Il ressort tant des pièces n°4 et 8 de l'appelante que du dossier de première instance versé au dossier de la cour, dont le conseil de l'appelante a pris connaissance à l'audience, que la SARL Green Market a été assignée en liquidation judiciaire par M.[E] pour l'audience du 30 janvier 2024 par acte de commissaire de justice du 29 décembre 2023, délivré [Adresse 6] selon les modalités de l'article 656 du code de procédure civile, que cet acte a le même jour été délivré à son gérant, M.[M] [S], au [Adresse 4] selon les modalités de l'article 656 du code de procédure civile.

Il n'est pas allégué que ces deux adresses, qui sont celles figurant dans les conclusions de l'appelante, sont erronées.

La cour relève en outre que le tribunal a fait convoquer, par deux couriers simples datés du 1er février 2024, la société Green Market et son dirigeant pour l'audience du 27 février 2024 à laquelle l'affaire avait été renvoyée.

Si le tribunal a fait une mauvaise lecture des actes d'assignation délivrés le 29 décembre 2023, en considérant qu'il s'agissait de procès-verbaux de recherches infructueuses ('procès-verbal 659 du code de procédure civile') et que la société et son dirigeant n'étaient plus à l'adresse indiquée, alors que les assignations ont en réalité été délivrées selon les modalités de l'article 656 du code de procédure civile après vérification par le commissaire de justice des adresses des destinataires, il n'en résulte pas pour autant une violation du principe du contradictoire. En effet, le tribunal s'est prononcé après que la société et son dirigeant ont été régulièrement assignés puis avisés de l'audience de renvoi.Ce moyen d'annulation n'est en conséquence pas fondé.

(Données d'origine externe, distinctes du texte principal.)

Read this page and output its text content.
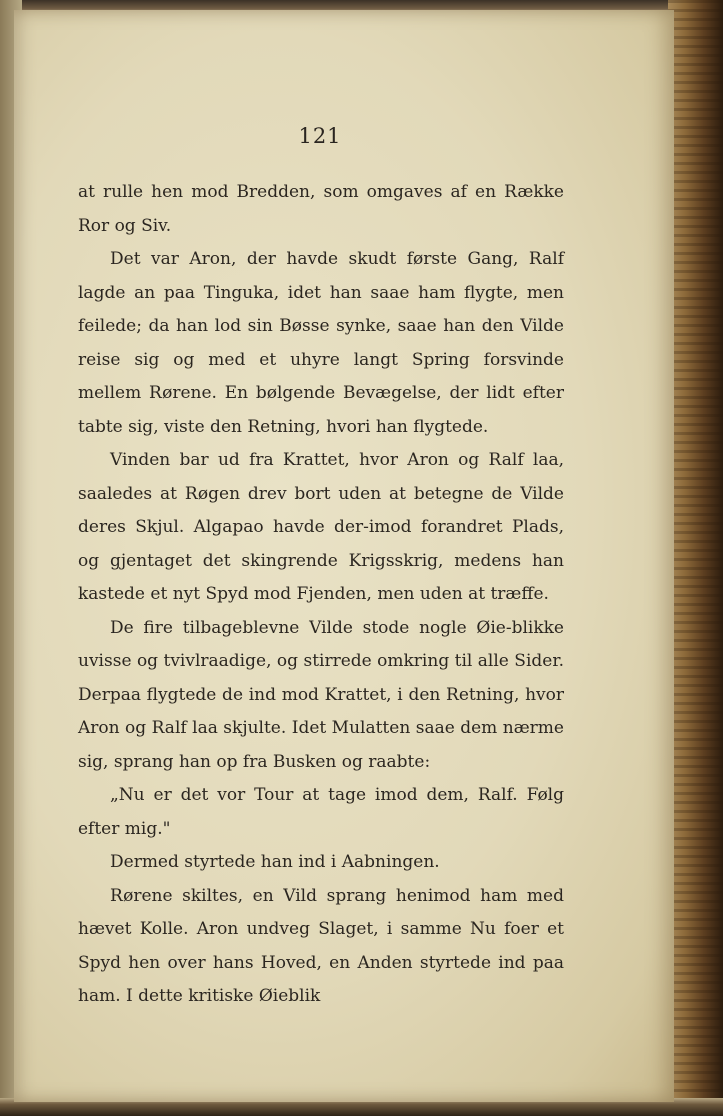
121

at rulle hen mod Bredden, som omgaves af en Række Ror og Siv.

Det var Aron, der havde skudt første Gang, Ralf lagde an paa Tinguka, idet han saae ham flygte, men feilede; da han lod sin Bøsse synke, saae han den Vilde reise sig og med et uhyre langt Spring forsvinde mellem Rørene. En bølgende Bevægelse, der lidt efter tabte sig, viste den Retning, hvori han flygtede.

Vinden bar ud fra Krattet, hvor Aron og Ralf laa, saaledes at Røgen drev bort uden at betegne de Vilde deres Skjul. Algapao havde der-imod forandret Plads, og gjentaget det skingrende Krigsskrig, medens han kastede et nyt Spyd mod Fjenden, men uden at træffe.

De fire tilbageblevne Vilde stode nogle Øie-blikke uvisse og tvivlraadige, og stirrede omkring til alle Sider. Derpaa flygtede de ind mod Krattet, i den Retning, hvor Aron og Ralf laa skjulte. Idet Mulatten saae dem nærme sig, sprang han op fra Busken og raabte:

„Nu er det vor Tour at tage imod dem, Ralf. Følg efter mig."

Dermed styrtede han ind i Aabningen.

Rørene skiltes, en Vild sprang henimod ham med hævet Kolle. Aron undveg Slaget, i samme Nu foer et Spyd hen over hans Hoved, en Anden styrtede ind paa ham. I dette kritiske Øieblik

S'agissant du moyen tiré de l'insuffisance de motivation, la cour relève que si le jugement est motivé de façon lapidaire, il n'est toutefois pas dépourvu de toute motivation, le tribunal ayant relevé que la créance invoquée par M.[E] était certaine, liquide et exigible et prouvée par diverses mises en demeure et contraintes, que la société n'était plus à l'adresse indiquée, se trouvait dans l'incapacité de faire face à ce passif exigible avec son actif disponible, qu'il n'existait aucune perspective de redressement et ayant fixé la date de cessation des paiements au 25 septembre 2023 en se référant à une saisie-attribution infructueuse.

Dès lors, le jugement n'encourt pas l'annulation prévue par l'article 455 du code de procédure civile.

Il s'ensuit que la société Green'Market doit être déboutée de sa demande d'annulation du jugement.

- Sur la liquidation judiciaire

Il résulte de l'article L 640-1 du code de commerce que l'ouverture d'une procédure de liquidation judiciaire est subordonnée à la caractérisation d'un état de cessation des paiements et à l'impossibilité manifeste de tout redressement.

L'article L 631-1 du code de commerce définit la cessation des paiements comme l'impossibilité pour le débiteur de faire face au passif exigible avec son actif disponible. Le débiteur qui établit que des réserves de crédit ou les moratoires dont il bénéficie de la part de ses créanciers lui permettent de faire face à son passif exigible avec son actif disponible n'est pas en cessation des paiements.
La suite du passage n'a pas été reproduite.